More Focused Ideas for Implementation in Residency
10/21/08
 
(The idea now is to put in place proposals that could be implemented in the near future or for which a grant could be written.)
 
  1. Change the advising system of residencies/mentoring. Add other professionals (non-MDs) and also make some explicit link to the larger group that must be present to train a physician (it take a village…)
  2. Go back to pre-Flexnerian medical education, emphasizing apprenticeship to clinical masters from day one rather than the basic sciences.
  3. Build into medical student and residency training other sorts of learners—nursing, PharmD’s, etc.—in order to overcome the bigotry that often takes place. One could do this by specifically combining experiences such as lectures but also other extracurricular things such as SHAC and other elements of curriculum.
  4. Rethink the half day clinic experience. Emphasize huddle with the nurse before, time to reflect afterwards with balance panels รก la USC and a continuity of the nurse experience who plays a significant role in the development of the young doctors.

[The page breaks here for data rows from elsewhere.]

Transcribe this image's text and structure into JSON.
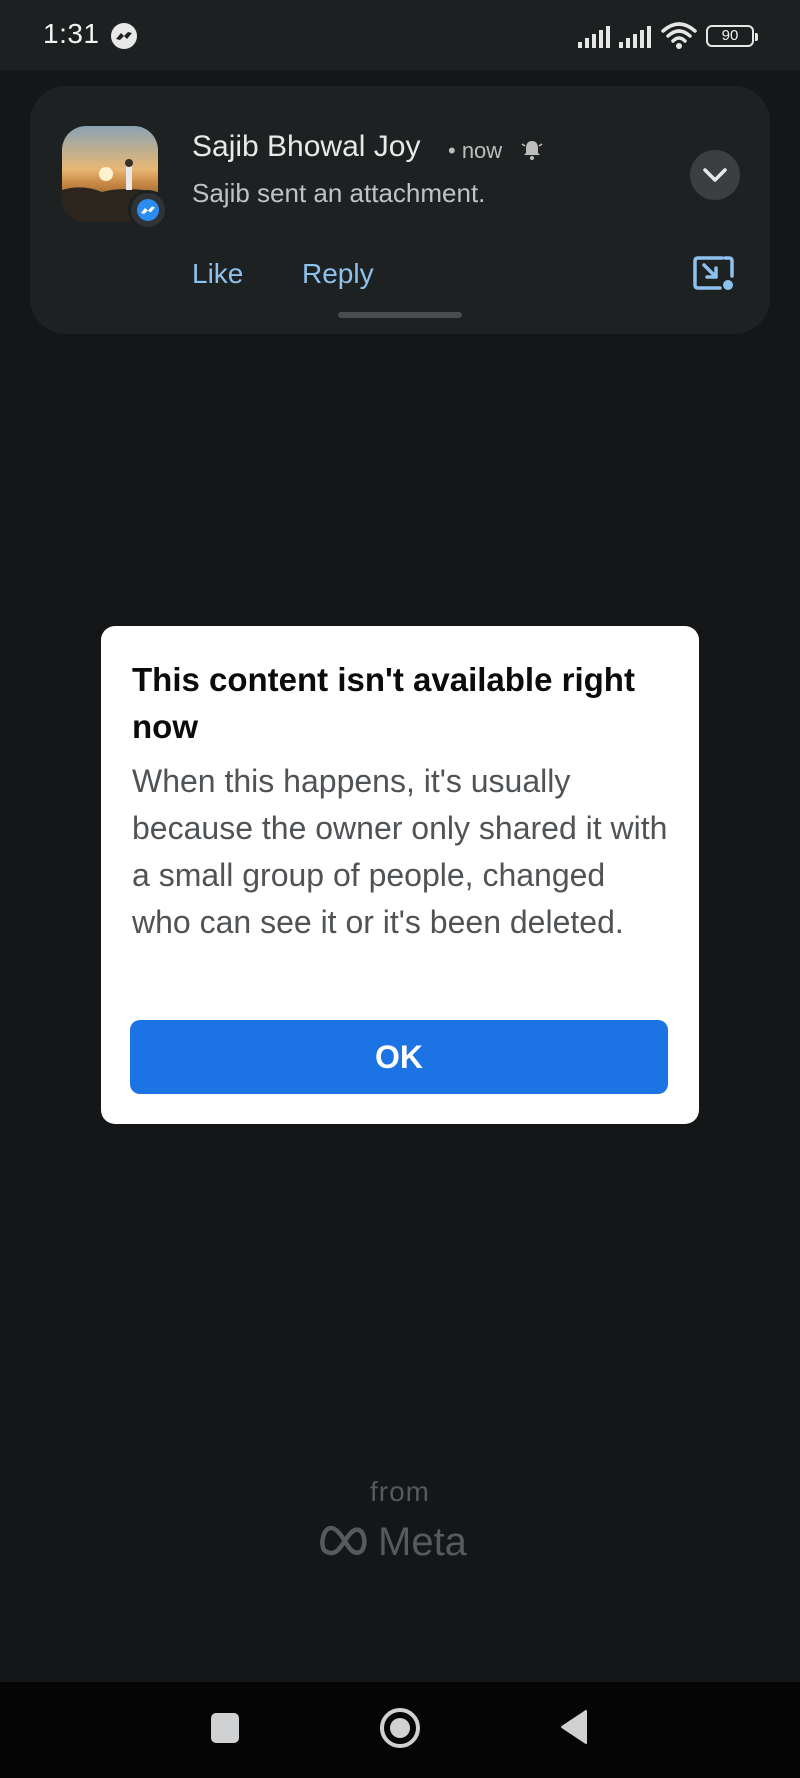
{
  "status_bar": {
    "time": "1:31",
    "battery": "90",
    "icons": [
      "messenger-icon",
      "signal-icon",
      "signal-icon",
      "wifi-icon",
      "battery-icon"
    ]
  },
  "notification": {
    "sender": "Sajib Bhowal Joy",
    "meta": "• now",
    "message": "Sajib sent an attachment.",
    "actions": {
      "like": "Like",
      "reply": "Reply"
    },
    "icons": [
      "bell-icon",
      "chevron-down-icon",
      "picture-in-picture-icon",
      "messenger-badge-icon"
    ]
  },
  "dialog": {
    "title": "This content isn't available right now",
    "body": "When this happens, it's usually because the owner only shared it with a small group of people, changed who can see it or it's been deleted.",
    "ok_label": "OK"
  },
  "footer": {
    "from": "from",
    "brand": "Meta"
  },
  "nav": {
    "icons": [
      "recents-icon",
      "home-icon",
      "back-icon"
    ]
  },
  "colors": {
    "background": "#141617",
    "accent": "#1c74e4",
    "link": "#8ec1ee",
    "card": "#1e2122"
  }
}
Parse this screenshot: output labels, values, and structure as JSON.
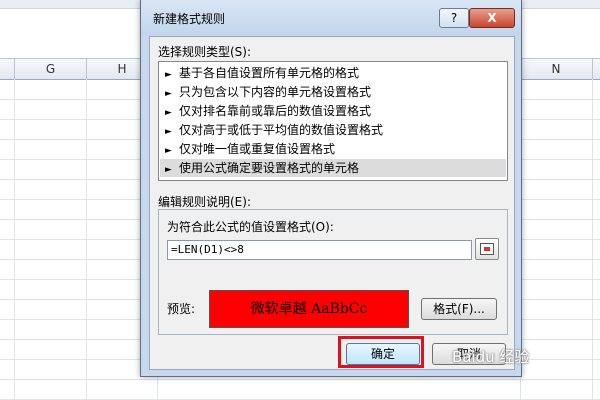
{
  "spreadsheet": {
    "columns": [
      "G",
      "H",
      "N"
    ]
  },
  "dialog": {
    "title": "新建格式规则",
    "help_label": "?",
    "close_label": "X",
    "rule_type_label": "选择规则类型(S):",
    "rule_types": [
      {
        "label": "基于各自值设置所有单元格的格式",
        "selected": false
      },
      {
        "label": "只为包含以下内容的单元格设置格式",
        "selected": false
      },
      {
        "label": "仅对排名靠前或靠后的数值设置格式",
        "selected": false
      },
      {
        "label": "仅对高于或低于平均值的数值设置格式",
        "selected": false
      },
      {
        "label": "仅对唯一值或重复值设置格式",
        "selected": false
      },
      {
        "label": "使用公式确定要设置格式的单元格",
        "selected": true
      }
    ],
    "edit_rule_label": "编辑规则说明(E):",
    "formula_label": "为符合此公式的值设置格式(O):",
    "formula_value": "=LEN(D1)<>8",
    "preview_label": "预览:",
    "preview_text": "微软卓越  AaBbCc",
    "preview_color": "#ff0000",
    "format_button": "格式(F)...",
    "ok_button": "确定",
    "cancel_button": "取消",
    "highlight_color": "#e0101e"
  },
  "watermark": "Baidu 经验"
}
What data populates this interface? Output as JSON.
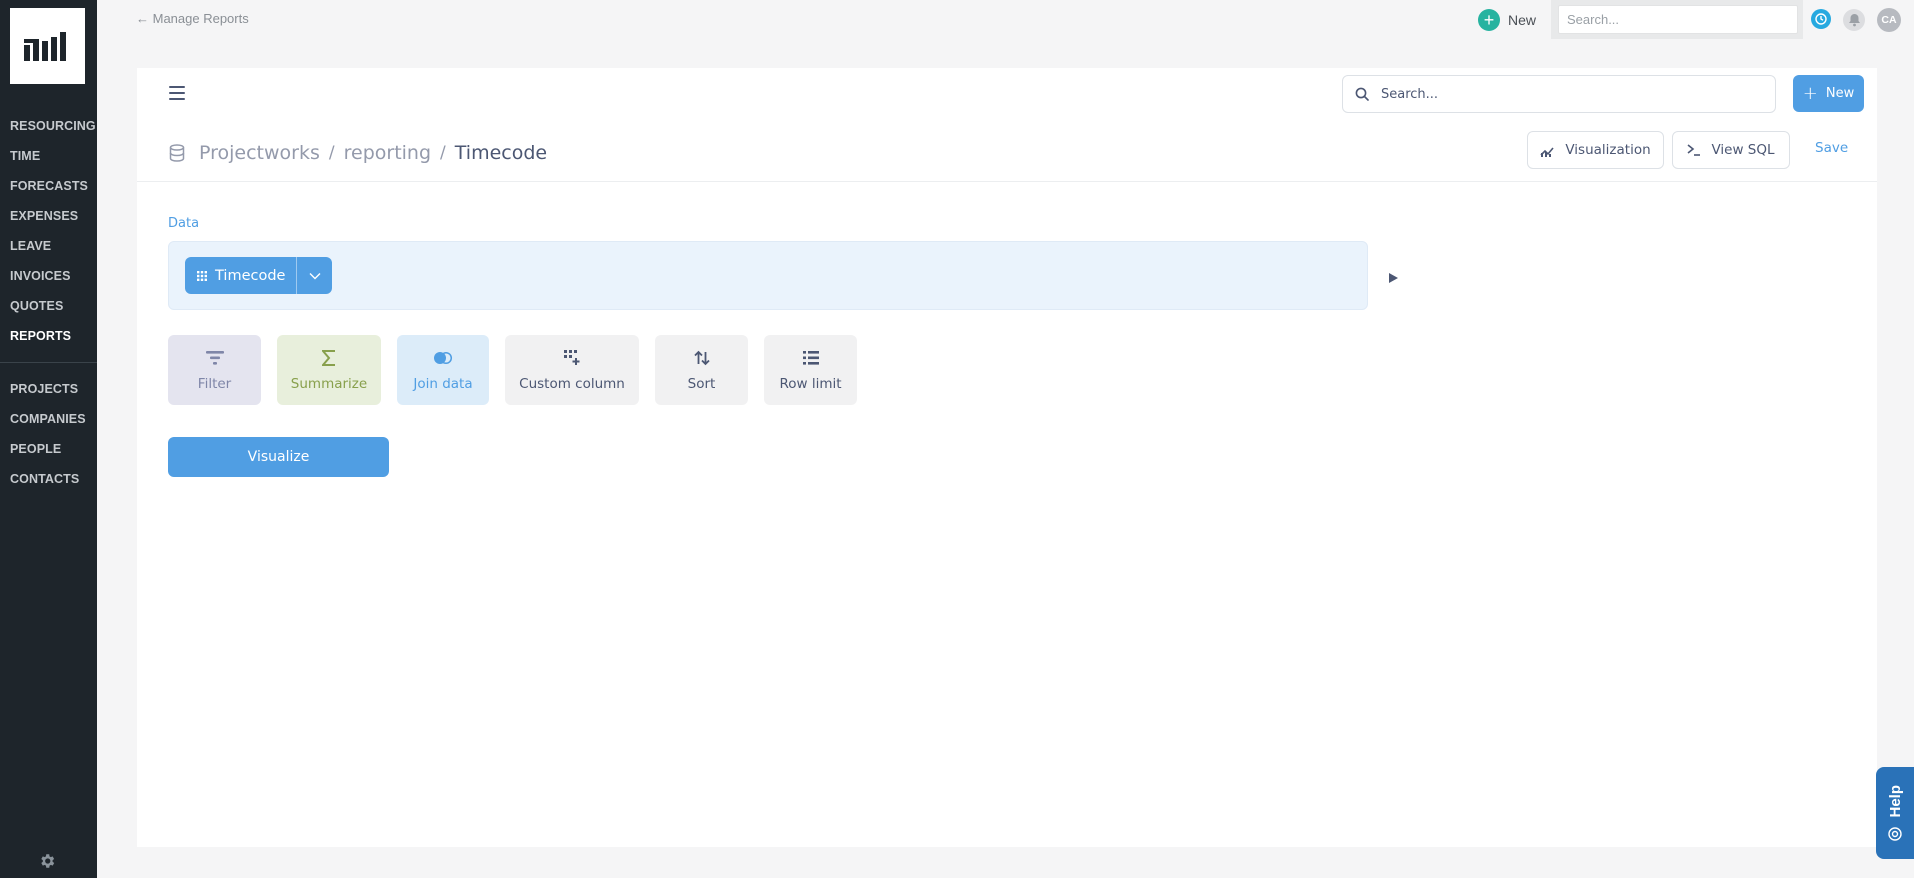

  5. Modify our current junior clerkship to emphasize life events and transitions. Require each student to visit a patient in the hospital and at home, perhaps along with a behaviorist or some other physician. The notion is to explicitly capture key life events and reflection in addition to the List of Diseases.
  6. Establish a culture of positivity, understanding the very real benefits from positive frames. Ways of doing this include embedding a requirement for elements of things that have gone well as part of huddles, inpatient team rounds and the like. This is “many Rachel Remen moments at every stage.” Faculty must model this both in faculty meetings and in other settings.
  7. Create a culture of case discussion or stories. We want a residency in which case stories are constantly discussed. Sometimes this would be in formal ways through CPC’s or implementing the requirement that rounds start with a physical patient being present. But, we also need to create a culture in which stories are shared among clinicians at every stage. We do this by having space in which people can meet and talk, faculty leadership to encourage the sharing of stories and time spent together over food and other settings. It’s important that any regular conference to share stories happen frequently so that it is a regular rather than an unusual event.
 
 
 
Research ideas on Physician Formation:
 
  • Measurement: How do you measure/gauge formation? Metrics of professional and personal development, current measures of satisfaction, burnout; Study “exemplar physicians”
    • Johns Hopkins longitudinal study of graduates
  • Impact of context on physician formation: How does “community” (medical home, office, hospital, residency) contribute to or inhibit physician formation? What is the interaction between individual physicians and their communities?
    • National Health Service Corp
  • What are the individual and contextual influences on formation? Are the differences due to generational or age effects? How has technology impacted formation?
  • Educational: “slow” medical providers (i.e., residents and physicians who spend a great deal of time with their patients; poor productivity but great patient care); Does patient continuity impact formation?
  • Community health: How have family physicians contributed to the health of their communities?